Я о смерти много пишу. Написал стихотворение "Я хочу умереть по весне" Хитрость-то в чем заключается - я писал это стихотворение на исходе весны. Если вдруг придет время помирать раньше, то вы, ребята, дотяните меня до новой весны. Понимаешь, я себе зарезервировал еще одно лето. Дотяните меня до весны. Вот в этой строчке и есть мое жизнелюбие, а не в том, что я пою о смерти. Если в таких тонкостях не разбираться, тогда лучше и не читать мои стихи.
Спешите жить, спешите жить, не зная зависти…
Туда спеши иль не спеши - не опоздаете.
И каждый день как боевик, как откровение,
Ведь жизнь твоя - есть только миг, одно мгновение,
А если время на погост когда-то сбудется,
Лежи достойно, в полный рост, пускай любуются!

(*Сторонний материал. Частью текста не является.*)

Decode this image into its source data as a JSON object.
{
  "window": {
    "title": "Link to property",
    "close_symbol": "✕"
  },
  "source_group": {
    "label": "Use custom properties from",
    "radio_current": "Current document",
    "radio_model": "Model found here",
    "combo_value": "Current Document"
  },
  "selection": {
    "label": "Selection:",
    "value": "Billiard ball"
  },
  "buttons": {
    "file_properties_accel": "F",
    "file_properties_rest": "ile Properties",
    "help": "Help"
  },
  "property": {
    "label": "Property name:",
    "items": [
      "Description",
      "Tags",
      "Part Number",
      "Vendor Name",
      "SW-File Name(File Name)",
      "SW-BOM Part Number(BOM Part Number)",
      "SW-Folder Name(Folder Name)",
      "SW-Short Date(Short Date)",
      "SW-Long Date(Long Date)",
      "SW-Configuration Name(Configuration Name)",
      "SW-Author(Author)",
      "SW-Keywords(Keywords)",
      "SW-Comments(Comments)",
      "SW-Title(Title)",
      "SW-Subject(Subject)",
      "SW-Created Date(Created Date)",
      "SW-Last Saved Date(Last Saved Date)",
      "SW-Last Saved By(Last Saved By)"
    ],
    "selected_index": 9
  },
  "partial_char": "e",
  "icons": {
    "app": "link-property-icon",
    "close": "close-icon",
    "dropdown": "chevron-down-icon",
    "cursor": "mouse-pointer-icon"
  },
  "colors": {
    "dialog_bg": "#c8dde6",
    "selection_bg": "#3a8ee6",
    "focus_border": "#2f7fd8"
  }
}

Это мои стихи. Я тебе могу показать свой памятник, это неподъемный булыжник. На котором чуть сглажена одна сторона, а на ней выбита одна строчка: "Есть только миг…". Все! Внизу на постаментике допишут: Олег Анофриев и две даты - рождения и смерти. Если ты кончишься с последним ударом сердца, то все изобретенные тобой СУ-34 и прочие "Боинги" не нужны никому. Поэтому остается только память. А раз остается память, то значит, двери не захлопываются. Страшно, когда после тебя ничего не остается.
Смерть меня не пугает. Кто боится говорить о смерти, тот не христианин. Понимаешь, если лишиться смерти, то жизнь становится бессмысленна. Я христианин, христианин без дури. Если я верую, значит, я верую. Я верю в непосредственный контакт с Богом. Я поздно к вере пришел, но уже больше пятидесяти лет тому назад. Когда я с невероятным успехом сыграл Теркина, крест на себя надел в благодарность за ту невероятную славу, которая на меня упала.